Era, purtroppo, pane che, dato dagli altri come a mendicante, sapeva di sale, così come dure a percorrersi erano le scale dei palazzi che bisogna salire con mano stesa, chiedendo asilo. Ma Romeo, come Dante, non si umiliò; sempre, invece, conservò la necessaria dignità. Di qui l’ammirazione e il messaggio del poeta, cui bastarono pochi versi per tracciare un dramma e raggiungere alta poesia, a chiusura di un canto che, tanto complesso, rischiava di passare per un canto tutto dotto e tutto erudito, da saltare a piè pari.

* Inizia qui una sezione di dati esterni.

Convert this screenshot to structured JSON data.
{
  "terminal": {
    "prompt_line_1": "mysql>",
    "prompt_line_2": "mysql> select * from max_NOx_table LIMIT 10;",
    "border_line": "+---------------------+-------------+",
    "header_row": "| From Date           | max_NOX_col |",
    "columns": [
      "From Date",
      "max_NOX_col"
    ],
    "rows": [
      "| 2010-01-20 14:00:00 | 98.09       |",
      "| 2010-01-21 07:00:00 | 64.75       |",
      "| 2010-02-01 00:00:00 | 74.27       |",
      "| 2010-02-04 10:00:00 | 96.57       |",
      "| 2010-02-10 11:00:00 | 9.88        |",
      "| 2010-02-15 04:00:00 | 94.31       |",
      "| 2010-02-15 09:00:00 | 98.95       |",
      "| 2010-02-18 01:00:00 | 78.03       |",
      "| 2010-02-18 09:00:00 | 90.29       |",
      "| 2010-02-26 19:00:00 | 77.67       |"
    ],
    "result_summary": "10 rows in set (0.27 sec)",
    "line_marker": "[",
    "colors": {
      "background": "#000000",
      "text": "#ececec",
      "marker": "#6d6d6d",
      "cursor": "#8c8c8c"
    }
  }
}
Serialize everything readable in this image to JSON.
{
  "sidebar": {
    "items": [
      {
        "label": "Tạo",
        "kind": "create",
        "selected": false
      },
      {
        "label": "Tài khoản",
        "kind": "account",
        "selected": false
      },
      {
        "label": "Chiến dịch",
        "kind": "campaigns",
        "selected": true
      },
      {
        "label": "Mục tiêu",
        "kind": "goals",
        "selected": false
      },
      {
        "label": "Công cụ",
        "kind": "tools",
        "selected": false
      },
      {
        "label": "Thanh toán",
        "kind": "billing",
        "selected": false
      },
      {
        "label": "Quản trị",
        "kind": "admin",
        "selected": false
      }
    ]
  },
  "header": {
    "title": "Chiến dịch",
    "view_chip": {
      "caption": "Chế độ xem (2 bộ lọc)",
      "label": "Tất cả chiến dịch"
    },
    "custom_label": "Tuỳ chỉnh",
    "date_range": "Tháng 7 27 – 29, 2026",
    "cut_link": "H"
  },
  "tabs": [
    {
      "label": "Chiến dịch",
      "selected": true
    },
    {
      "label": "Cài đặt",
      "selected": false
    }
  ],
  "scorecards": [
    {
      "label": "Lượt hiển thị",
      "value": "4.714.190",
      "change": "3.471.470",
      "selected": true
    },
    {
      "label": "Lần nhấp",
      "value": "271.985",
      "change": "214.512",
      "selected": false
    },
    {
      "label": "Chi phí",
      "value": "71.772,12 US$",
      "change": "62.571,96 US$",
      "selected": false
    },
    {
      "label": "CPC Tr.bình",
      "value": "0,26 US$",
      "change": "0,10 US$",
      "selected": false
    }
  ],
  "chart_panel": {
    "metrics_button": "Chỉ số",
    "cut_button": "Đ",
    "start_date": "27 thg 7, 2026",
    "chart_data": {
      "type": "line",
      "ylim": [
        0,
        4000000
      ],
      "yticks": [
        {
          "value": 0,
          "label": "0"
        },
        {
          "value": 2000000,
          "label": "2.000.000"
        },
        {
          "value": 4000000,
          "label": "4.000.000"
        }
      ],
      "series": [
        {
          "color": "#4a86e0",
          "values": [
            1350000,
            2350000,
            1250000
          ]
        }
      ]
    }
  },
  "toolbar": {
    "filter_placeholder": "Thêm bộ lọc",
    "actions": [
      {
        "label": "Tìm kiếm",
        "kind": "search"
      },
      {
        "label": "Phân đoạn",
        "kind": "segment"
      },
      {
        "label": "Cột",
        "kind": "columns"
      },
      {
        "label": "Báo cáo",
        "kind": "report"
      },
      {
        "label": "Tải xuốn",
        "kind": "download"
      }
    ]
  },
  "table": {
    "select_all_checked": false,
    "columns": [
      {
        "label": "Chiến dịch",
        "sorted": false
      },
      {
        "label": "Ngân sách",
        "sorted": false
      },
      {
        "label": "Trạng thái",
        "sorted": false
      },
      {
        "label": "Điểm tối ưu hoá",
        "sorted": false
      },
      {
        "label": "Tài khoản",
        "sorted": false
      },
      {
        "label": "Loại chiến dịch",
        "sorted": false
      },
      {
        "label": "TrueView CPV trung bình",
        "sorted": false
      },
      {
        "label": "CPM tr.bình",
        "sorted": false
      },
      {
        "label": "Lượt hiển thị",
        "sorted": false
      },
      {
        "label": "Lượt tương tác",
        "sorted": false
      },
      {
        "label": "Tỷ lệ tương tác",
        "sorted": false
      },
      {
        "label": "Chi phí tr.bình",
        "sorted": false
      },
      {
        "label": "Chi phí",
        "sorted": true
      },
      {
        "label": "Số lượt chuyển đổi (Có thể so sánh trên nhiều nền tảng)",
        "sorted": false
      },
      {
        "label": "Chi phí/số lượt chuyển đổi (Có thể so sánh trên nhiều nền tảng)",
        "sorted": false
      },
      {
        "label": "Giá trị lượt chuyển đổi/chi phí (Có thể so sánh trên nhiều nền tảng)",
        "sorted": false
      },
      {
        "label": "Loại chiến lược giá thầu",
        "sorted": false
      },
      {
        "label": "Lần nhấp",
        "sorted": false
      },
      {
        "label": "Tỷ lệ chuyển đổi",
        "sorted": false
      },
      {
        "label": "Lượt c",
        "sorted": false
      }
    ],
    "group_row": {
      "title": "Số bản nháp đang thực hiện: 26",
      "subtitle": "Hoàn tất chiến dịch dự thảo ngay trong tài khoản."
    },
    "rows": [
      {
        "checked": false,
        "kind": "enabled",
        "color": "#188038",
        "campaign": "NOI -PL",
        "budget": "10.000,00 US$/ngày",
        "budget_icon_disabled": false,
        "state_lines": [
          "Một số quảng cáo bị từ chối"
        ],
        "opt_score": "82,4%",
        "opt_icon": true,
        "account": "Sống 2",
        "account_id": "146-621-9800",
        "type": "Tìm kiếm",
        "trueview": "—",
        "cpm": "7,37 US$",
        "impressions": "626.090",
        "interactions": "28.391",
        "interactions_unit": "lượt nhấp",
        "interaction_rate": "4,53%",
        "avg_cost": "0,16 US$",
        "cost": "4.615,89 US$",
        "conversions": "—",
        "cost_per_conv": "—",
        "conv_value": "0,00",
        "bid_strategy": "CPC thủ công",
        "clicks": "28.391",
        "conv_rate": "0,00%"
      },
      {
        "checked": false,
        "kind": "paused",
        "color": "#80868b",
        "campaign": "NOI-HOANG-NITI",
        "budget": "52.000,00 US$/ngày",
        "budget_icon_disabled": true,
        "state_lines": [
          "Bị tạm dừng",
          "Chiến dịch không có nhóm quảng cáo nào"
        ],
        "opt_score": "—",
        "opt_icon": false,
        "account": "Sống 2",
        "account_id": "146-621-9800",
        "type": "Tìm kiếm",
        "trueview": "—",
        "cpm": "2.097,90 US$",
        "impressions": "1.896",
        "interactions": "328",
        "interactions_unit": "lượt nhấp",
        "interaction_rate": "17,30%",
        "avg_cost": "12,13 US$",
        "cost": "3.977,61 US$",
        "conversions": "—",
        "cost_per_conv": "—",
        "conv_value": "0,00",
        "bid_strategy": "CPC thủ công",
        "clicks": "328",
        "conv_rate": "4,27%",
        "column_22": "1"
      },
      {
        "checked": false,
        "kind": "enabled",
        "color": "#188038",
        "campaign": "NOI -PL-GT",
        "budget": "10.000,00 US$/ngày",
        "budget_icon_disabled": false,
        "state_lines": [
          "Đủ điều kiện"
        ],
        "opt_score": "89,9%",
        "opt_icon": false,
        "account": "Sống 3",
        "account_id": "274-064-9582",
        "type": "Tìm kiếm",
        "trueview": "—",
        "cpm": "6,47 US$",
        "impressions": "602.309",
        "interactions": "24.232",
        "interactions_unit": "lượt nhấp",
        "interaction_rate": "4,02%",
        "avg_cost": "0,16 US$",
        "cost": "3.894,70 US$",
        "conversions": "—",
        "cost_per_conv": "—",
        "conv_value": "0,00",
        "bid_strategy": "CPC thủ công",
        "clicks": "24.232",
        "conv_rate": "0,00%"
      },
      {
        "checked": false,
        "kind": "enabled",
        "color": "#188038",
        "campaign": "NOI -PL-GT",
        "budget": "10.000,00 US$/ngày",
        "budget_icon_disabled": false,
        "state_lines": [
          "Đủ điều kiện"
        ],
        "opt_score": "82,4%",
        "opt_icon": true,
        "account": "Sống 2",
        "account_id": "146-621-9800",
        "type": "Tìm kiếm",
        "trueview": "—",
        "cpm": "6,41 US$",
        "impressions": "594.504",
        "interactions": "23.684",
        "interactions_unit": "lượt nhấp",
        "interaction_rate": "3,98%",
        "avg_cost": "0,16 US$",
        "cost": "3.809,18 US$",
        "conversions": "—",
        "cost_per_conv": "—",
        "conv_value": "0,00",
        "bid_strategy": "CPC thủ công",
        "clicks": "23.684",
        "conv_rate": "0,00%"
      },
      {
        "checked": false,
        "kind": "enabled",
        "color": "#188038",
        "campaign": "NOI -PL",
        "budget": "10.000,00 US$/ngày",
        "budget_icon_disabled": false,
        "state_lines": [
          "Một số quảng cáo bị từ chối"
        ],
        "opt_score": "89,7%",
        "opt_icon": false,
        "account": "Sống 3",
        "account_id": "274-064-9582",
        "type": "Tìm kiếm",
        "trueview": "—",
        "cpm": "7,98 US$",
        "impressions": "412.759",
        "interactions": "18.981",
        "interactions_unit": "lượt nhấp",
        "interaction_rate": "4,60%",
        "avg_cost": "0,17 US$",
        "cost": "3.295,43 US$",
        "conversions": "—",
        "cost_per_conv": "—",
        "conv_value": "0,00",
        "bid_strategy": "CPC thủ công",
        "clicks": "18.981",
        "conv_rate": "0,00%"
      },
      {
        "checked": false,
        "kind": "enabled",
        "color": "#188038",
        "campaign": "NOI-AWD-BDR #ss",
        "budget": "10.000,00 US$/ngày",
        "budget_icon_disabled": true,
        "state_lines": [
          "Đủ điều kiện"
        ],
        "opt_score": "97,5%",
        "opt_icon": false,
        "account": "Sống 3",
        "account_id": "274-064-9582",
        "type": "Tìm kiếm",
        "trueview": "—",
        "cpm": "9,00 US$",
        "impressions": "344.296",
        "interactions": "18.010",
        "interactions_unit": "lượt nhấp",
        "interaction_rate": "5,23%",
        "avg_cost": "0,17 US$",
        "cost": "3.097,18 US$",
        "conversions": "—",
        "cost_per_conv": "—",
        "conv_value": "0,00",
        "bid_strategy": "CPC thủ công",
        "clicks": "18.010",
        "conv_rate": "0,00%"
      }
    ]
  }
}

La verità è che il tema dell’esilio è piaga sanguinante per Dante, il quale, a leggere il Convivio, dopo essere andato, “per le parti quasi tutte a le quali” si estendeva la lingua italiana, “peregrino quasi mendicando”, mai disperò di tornare in patria, per “riposare l’animo stancato e terminare lo tempo” che gli era dato di vivere ancora. Né mai si umiliò, o tacque verità scomode. Il canto, perciò, nel suo complesso, ben si presta ad accogliere il giudizio che un grande critico, oggi dimenticato, Luigi Russo, espresse a proposito del De Monarchia, opera dotta e politica quanto il VI canto del Paradiso: “La maggiore originalità e il particolare interesse dell’opera – scrisse – sono in ciò che essa, non maturata soltanto attraverso la speculazione astratta, ma germinata anche e specialmente dalla meditazione della realtà storica e dalla sua propria esperienza, esprime non il pensiero soltanto, ma quasi tutta la spiritualità di Dante, nei suoi ideali, nel suo spirito etico, nell’orgoglioso senso di romanità, nell’anelito sempre più vivo alla giustizia, alla pace e alla libertà, nella urgenza sempre più profonda dell’apostolo che vuole riordinare la patria e il mondo”. La politica, per Dante, in definitiva, era soprattutto sentimento, e ne coinvolgeva tutto il tratto esistenziale. Non per nulla di lui e da lui, sulle orme di Aristotele, si disse che l’uomo era civis, e viceversa.